An emergency sentencing guideline dealing with punishment for child predators is being pushed through the Pennsylvania Commission on Sentencing (PCS) today that would hopefully allow the Judge in the Sandusky trial to sentence him to chemical castration should he be convicted on charges of child sexual assault.
In a rare move, the American Civil Liberties Union (ACLU) has indicated that, although they believe chemical castration is, in most cases, considered cruel and unusual punishment under the Eighth Amendment to the US Constitution, in Sandusky’s case, they would step back and allow the Commission to give the Judge the authority to order chemical castration at Sandusky’s sentencing hearing.
In fact, not one person who has knowledge of this special sentencing guideline--from the attorneys who are crafting it, to the officials in charge of maintaining Pennsylvania’s state sentencing guidelines--have any objections to seeing the law passed on an emergency basis.
If all goes according to plan, “Sandusky’s Sentence” will be ready to be handed down as soon as the jury convicts the ex-football coach of the crimes he is alleged to have committed, and it will be a model sentence for any other predators who are awaiting trial on similar charges.

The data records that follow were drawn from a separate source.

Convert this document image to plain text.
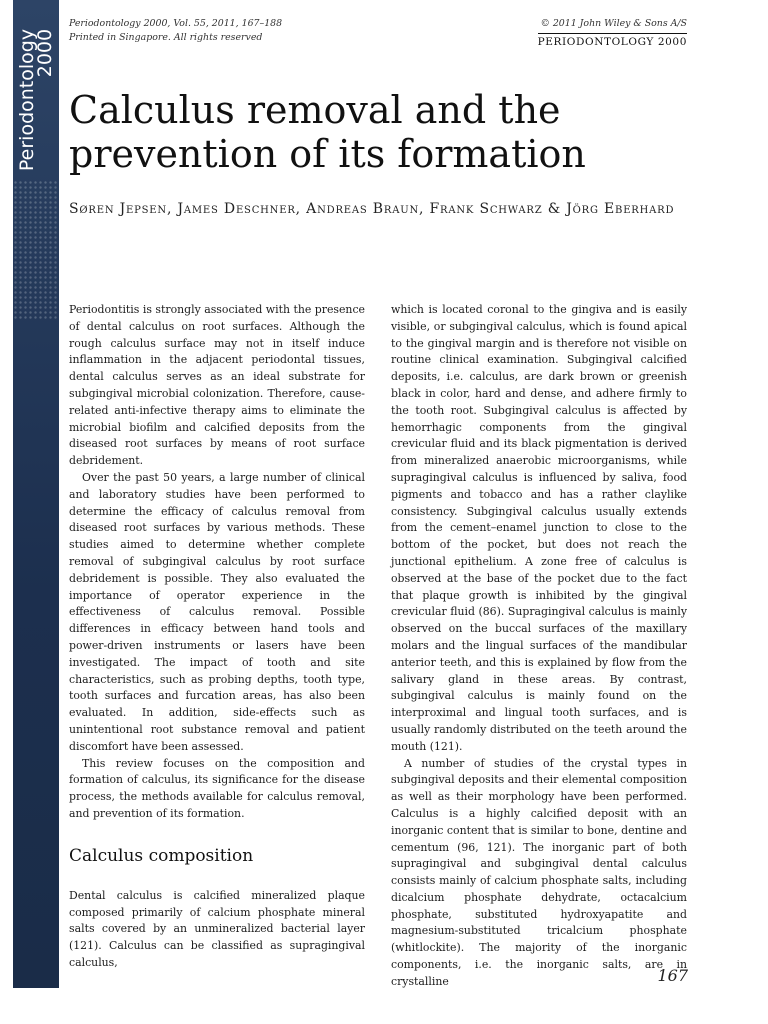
Periodontology
2000
Periodontology 2000, Vol. 55, 2011, 167–188
Printed in Singapore. All rights reserved
© 2011 John Wiley & Sons A/S
PERIODONTOLOGY 2000
Calculus removal and the prevention of its formation

Søren Jepsen, James Deschner, Andreas Braun, Frank Schwarz & Jörg Eberhard

Periodontitis is strongly associated with the presence of dental calculus on root surfaces. Although the rough calculus surface may not in itself induce inflammation in the adjacent periodontal tissues, dental calculus serves as an ideal substrate for subgingival microbial colonization. Therefore, cause-related anti-infective therapy aims to eliminate the microbial biofilm and calcified deposits from the diseased root surfaces by means of root surface debridement.

Over the past 50 years, a large number of clinical and laboratory studies have been performed to determine the efficacy of calculus removal from diseased root surfaces by various methods. These studies aimed to determine whether complete removal of subgingival calculus by root surface debridement is possible. They also evaluated the importance of operator experience in the effectiveness of calculus removal. Possible differences in efficacy between hand tools and power-driven instruments or lasers have been investigated. The impact of tooth and site characteristics, such as probing depths, tooth type, tooth surfaces and furcation areas, has also been evaluated. In addition, side-effects such as unintentional root substance removal and patient discomfort have been assessed.

This review focuses on the composition and formation of calculus, its significance for the disease process, the methods available for calculus removal, and prevention of its formation.

Calculus composition

Dental calculus is calcified mineralized plaque composed primarily of calcium phosphate mineral salts covered by an unmineralized bacterial layer (121). Calculus can be classified as supragingival calculus,

which is located coronal to the gingiva and is easily visible, or subgingival calculus, which is found apical to the gingival margin and is therefore not visible on routine clinical examination. Subgingival calcified deposits, i.e. calculus, are dark brown or greenish black in color, hard and dense, and adhere firmly to the tooth root. Subgingival calculus is affected by hemorrhagic components from the gingival crevicular fluid and its black pigmentation is derived from mineralized anaerobic microorganisms, while supragingival calculus is influenced by saliva, food pigments and tobacco and has a rather claylike consistency. Subgingival calculus usually extends from the cement–enamel junction to close to the bottom of the pocket, but does not reach the junctional epithelium. A zone free of calculus is observed at the base of the pocket due to the fact that plaque growth is inhibited by the gingival crevicular fluid (86). Supragingival calculus is mainly observed on the buccal surfaces of the maxillary molars and the lingual surfaces of the mandibular anterior teeth, and this is explained by flow from the salivary gland in these areas. By contrast, subgingival calculus is mainly found on the interproximal and lingual tooth surfaces, and is usually randomly distributed on the teeth around the mouth (121).

A number of studies of the crystal types in subgingival deposits and their elemental composition as well as their morphology have been performed. Calculus is a highly calcified deposit with an inorganic content that is similar to bone, dentine and cementum (96, 121). The inorganic part of both supragingival and subgingival dental calculus consists mainly of calcium phosphate salts, including dicalcium phosphate dehydrate, octacalcium phosphate, substituted hydroxyapatite and magnesium-substituted tricalcium phosphate (whitlockite). The majority of the inorganic components, i.e. the inorganic salts, are in crystalline	167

A companion recommendation that Sandusky not be allowed to shower for the rest of his life was struck down, however, for being cruel and unusual punishment—not for Sandusky, but for his fellow inmates.
In related news, the Roman Catholic Diocese in Harrisburg, PA is seriously considering getting behind this latest sentencing guideline as it would save them millions of dollars in hush money over the long haul.